Reading TRS-80 discs (was RE: Archiving old discs...)

From: Allison J Parent <allisonp_at_world.std.com>
Date: Tue Sep 14 21:40:09 1999

<It's not that hard to replace a non-standard data separator with a 9216
<or a homebrew design, or....

Or jumper the pins of the 9216 for the correct mode. Since the 9216 is
only for the read side you still have to tweek the write and precomp
logic. The 9229 does both sides (read and write). It's pretty trivial
to do this even with SSI TTL.

<But you can only do this if you have access to the signals you mentioned.
<With the all-on-one-chip devices that are common on PC I/O cards you
<don't. And since PCs always use double-density disks, a lot of these
<chips were not properly tested in SD (FM) mode.
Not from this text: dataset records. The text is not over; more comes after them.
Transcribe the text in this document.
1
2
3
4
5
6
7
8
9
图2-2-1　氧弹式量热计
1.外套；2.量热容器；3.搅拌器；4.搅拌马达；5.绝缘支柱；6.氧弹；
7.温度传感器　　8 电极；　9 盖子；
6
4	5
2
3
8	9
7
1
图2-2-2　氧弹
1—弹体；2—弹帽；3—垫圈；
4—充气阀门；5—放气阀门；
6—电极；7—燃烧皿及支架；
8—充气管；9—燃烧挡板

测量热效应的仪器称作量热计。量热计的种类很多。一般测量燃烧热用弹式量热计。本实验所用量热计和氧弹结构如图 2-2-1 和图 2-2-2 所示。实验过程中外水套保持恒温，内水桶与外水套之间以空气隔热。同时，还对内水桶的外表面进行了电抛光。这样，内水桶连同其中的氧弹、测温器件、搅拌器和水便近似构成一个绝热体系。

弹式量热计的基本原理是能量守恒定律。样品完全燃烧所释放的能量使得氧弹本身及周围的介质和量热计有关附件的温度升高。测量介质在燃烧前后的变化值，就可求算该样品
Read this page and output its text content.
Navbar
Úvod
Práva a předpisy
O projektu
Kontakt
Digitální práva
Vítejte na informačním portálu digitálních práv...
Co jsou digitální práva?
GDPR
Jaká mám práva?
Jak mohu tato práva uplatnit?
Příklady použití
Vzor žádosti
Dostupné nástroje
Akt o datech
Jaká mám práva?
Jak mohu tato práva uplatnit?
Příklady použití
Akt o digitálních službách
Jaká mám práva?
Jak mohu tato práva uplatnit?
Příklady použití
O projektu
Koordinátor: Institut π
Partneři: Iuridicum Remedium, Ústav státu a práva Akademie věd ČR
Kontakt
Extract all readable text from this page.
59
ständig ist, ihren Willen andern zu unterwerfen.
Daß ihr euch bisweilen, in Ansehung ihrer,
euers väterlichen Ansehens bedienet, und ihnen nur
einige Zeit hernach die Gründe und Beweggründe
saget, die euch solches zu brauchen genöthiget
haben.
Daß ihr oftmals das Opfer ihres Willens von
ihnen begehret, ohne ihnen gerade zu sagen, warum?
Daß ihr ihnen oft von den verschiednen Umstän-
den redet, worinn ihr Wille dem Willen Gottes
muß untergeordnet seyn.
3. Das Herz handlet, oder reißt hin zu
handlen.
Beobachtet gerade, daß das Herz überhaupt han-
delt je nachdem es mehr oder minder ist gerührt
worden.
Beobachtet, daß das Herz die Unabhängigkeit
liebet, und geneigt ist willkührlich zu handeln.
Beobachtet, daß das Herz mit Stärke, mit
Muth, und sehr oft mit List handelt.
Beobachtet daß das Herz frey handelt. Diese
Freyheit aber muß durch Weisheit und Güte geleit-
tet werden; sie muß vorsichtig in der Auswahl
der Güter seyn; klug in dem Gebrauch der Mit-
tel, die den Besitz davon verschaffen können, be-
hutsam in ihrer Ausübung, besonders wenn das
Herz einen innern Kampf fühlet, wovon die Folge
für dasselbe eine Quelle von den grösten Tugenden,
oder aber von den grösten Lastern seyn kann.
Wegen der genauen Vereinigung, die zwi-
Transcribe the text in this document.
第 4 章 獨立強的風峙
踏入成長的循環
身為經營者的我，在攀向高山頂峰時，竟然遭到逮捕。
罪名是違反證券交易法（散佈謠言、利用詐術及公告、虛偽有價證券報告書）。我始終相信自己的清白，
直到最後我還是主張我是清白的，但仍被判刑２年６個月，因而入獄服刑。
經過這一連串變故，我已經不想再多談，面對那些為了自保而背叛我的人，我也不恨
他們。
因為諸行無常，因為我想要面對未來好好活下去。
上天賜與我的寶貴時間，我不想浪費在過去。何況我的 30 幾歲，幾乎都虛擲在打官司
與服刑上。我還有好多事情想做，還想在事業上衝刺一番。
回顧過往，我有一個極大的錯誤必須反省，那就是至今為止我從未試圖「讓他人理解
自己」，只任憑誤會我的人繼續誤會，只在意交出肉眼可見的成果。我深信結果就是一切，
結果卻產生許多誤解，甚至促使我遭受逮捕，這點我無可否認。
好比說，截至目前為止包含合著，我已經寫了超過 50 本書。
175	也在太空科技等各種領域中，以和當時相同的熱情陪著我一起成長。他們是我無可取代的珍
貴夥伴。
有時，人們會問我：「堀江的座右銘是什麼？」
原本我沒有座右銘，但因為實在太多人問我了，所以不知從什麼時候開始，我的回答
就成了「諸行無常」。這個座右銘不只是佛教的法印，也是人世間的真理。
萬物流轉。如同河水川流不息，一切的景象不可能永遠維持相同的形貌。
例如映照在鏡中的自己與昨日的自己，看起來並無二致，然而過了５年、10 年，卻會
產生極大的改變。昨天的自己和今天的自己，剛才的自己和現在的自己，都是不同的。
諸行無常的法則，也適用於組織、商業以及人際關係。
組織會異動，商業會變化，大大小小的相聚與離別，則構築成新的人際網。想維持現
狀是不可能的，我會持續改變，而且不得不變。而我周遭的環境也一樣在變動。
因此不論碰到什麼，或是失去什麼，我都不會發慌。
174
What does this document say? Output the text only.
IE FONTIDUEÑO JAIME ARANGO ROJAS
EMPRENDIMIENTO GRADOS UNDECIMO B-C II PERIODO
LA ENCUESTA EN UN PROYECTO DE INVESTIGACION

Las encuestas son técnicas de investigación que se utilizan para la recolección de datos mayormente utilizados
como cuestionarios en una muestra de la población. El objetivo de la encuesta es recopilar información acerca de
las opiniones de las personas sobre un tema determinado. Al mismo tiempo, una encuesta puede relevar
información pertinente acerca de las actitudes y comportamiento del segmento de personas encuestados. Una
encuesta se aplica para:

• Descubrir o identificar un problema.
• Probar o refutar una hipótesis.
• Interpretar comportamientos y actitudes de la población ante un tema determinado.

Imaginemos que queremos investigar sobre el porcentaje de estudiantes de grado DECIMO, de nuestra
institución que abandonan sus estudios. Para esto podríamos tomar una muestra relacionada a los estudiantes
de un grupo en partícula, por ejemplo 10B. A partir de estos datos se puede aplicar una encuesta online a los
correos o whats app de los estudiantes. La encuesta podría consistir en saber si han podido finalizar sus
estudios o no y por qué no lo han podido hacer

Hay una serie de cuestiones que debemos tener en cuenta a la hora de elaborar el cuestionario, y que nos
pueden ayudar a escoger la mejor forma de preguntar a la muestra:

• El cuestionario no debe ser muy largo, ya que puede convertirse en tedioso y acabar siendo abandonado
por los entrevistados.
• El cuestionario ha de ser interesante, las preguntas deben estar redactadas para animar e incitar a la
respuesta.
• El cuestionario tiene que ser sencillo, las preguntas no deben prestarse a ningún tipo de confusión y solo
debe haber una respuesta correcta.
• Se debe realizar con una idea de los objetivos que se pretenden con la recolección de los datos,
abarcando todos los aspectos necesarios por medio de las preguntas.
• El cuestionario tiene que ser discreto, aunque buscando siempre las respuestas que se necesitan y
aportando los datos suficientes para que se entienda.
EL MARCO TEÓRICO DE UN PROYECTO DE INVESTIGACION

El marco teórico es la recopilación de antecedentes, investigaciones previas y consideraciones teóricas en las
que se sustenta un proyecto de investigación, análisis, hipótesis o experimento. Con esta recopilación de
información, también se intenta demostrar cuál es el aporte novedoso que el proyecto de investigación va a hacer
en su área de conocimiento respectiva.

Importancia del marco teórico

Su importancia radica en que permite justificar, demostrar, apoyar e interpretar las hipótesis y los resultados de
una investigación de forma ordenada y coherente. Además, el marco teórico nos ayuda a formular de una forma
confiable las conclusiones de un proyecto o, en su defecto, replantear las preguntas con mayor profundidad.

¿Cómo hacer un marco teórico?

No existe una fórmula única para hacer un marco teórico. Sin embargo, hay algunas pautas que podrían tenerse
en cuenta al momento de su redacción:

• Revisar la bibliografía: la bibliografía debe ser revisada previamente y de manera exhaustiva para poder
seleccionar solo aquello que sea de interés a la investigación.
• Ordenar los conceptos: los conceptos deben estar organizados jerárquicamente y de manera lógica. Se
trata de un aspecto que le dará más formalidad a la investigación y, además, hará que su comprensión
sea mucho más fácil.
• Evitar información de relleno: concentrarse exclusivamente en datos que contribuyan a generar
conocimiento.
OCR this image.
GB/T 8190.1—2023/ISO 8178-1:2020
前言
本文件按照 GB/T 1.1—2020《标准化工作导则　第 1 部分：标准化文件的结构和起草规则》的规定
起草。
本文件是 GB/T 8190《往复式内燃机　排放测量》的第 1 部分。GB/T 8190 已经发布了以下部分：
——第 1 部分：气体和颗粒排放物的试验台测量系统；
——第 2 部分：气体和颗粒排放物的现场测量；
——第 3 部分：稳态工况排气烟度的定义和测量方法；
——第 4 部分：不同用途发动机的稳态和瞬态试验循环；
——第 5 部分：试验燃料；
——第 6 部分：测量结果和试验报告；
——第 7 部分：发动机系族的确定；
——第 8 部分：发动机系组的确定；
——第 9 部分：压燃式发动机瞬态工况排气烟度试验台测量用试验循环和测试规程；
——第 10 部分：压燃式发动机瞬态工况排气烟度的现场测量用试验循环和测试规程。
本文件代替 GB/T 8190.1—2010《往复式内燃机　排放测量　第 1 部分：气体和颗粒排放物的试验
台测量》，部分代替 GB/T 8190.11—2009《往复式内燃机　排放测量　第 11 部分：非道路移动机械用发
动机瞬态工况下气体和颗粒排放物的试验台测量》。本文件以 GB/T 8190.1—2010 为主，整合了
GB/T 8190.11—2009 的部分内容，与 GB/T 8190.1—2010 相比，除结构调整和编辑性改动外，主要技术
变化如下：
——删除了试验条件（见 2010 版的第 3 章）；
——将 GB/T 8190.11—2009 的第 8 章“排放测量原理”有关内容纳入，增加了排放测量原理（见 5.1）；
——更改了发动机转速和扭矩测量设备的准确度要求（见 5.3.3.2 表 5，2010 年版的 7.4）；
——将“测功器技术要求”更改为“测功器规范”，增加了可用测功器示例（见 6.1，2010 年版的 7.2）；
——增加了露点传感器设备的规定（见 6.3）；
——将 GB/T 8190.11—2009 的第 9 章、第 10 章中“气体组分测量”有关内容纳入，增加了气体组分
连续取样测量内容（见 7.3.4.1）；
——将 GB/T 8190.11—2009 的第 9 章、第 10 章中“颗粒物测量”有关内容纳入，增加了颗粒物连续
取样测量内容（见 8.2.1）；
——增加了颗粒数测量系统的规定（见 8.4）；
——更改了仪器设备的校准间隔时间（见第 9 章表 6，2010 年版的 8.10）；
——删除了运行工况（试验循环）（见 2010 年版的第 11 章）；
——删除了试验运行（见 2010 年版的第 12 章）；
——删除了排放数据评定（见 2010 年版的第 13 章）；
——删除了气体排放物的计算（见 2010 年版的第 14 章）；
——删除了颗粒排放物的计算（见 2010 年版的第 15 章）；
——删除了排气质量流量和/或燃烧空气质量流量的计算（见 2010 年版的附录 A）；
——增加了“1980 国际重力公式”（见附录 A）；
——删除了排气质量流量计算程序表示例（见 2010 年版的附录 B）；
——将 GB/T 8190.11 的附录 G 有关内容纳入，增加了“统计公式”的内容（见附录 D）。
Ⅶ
True, you already have the resources. This is a matter I have experince
with over 19 years, 19 of wich are with the 765 and heirs as I started as
a product engineer with NEC before the 765 was rolled out. What I have
for DOCs is, uhm, better than average.

The last byte mashed in the UMC is also common to most 765s and is related
to DMA read/write timing such that if you delay the DMA request by about
1-3uS (several FDD bit times) in FM mode it should work fine. In FM the
internal clocks are slower and the transfers internally take longer. Some
of the super parts compensate for this or there luck. It's part
of the reason why when you write a command sequence or read status there
can be a significant delay (12us for the 765A) as the clock runs the
internal processors (one for parallel ops and one for the serial ops). OH in
FM mode DTL byte in the command is significant (for MFM is filler).